Among the main parameters contributing to the characterization of firewood exploitation modes, the age of the collected wood is very difficult to assess in anthracology. In this paper, we propose an original way to investigate the age of the exploited wood, the heartwood formation process which takes place in 20–25-year-old deciduous oak trees. The formation of tyloses in earlywood vessels is an important feature of the changeover of sapwood to heartwood. However, tylosis formation also occurs in sapwood. Therefore, the observation of the mere presence of tyloses in vessels, as routinely performed in anthracology, is not sufficient to distinguish sapwood from heartwood.
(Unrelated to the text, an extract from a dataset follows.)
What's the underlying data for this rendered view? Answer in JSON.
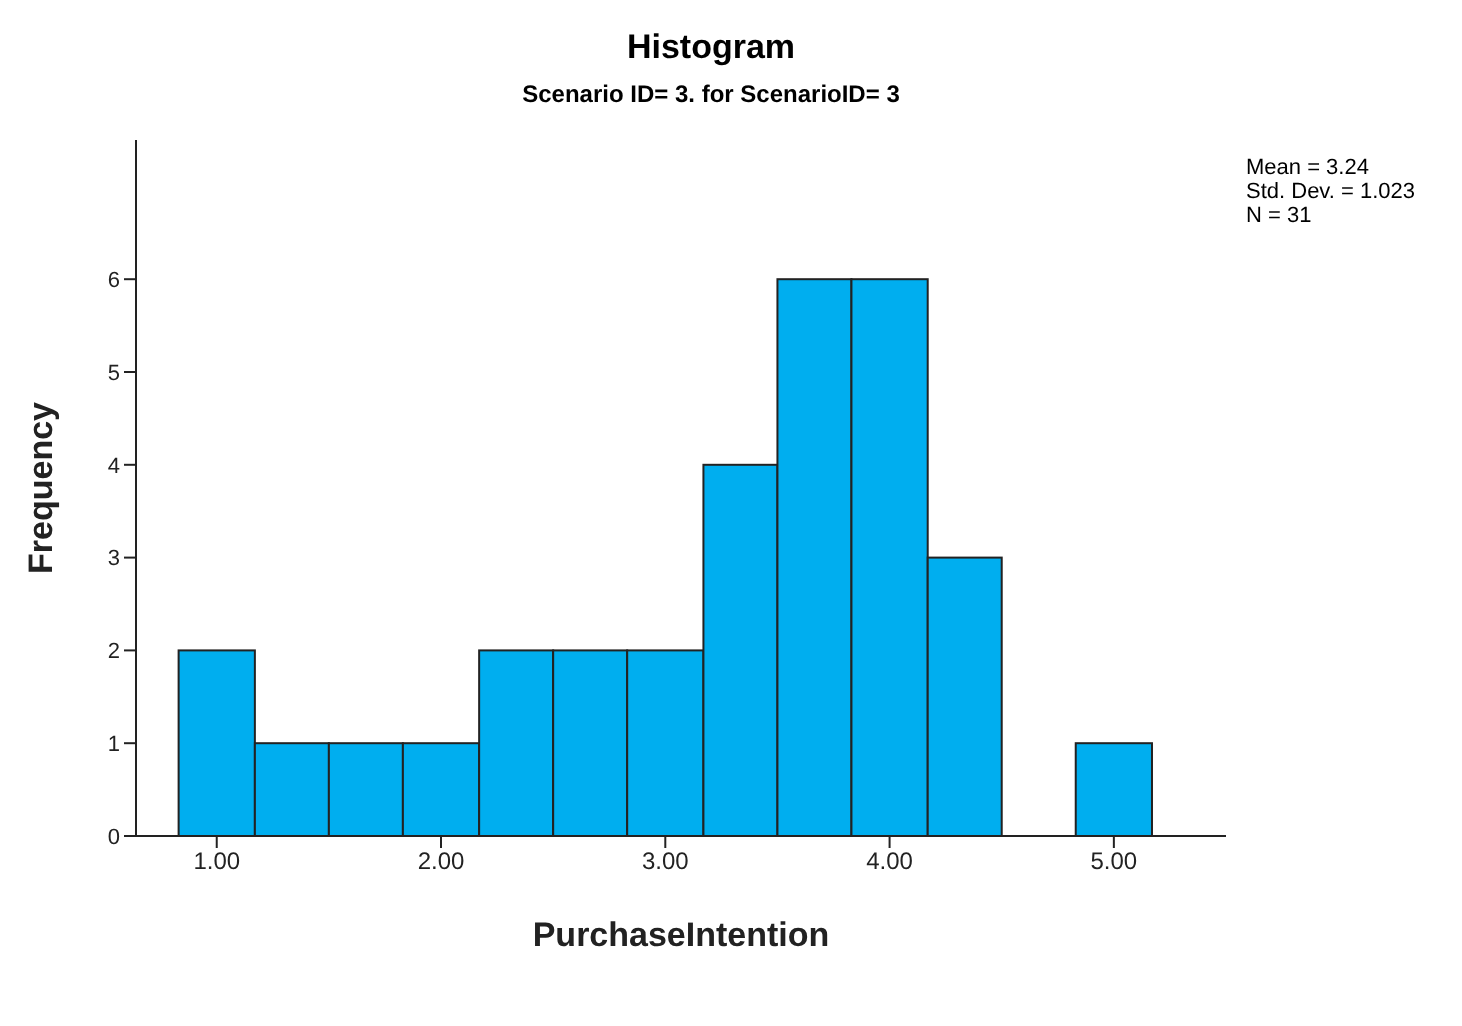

The aim of this study was thus to use the proportion of vessels sealed by tyloses as a discriminating marker between sapwood and heartwood applicable to anthracology in order to characterize firewood exploitation in the past. The trunks and branches of ten deciduous oak trees ranging from 15 to 60 years old were sampled in three French sites. For an application to archaeological charcoal (tyloses are preserved until 800 °C), thresholds of less than 65% for sapwood and up to 85% for heartwood appear to be significant at the population level for deciduous oak (Quercus petraea/robur) in a temperate climate. Besides the indication of the minimal age (ca. 25 years old in the case of deciduous oak), the variability of the proportion of vessels with tyloses in sapwood is explored as a good indicator of the vitality of the wood which opens new prospects for the exploitation of dendro-anthracological parameters, such as the discrimination of branch wood.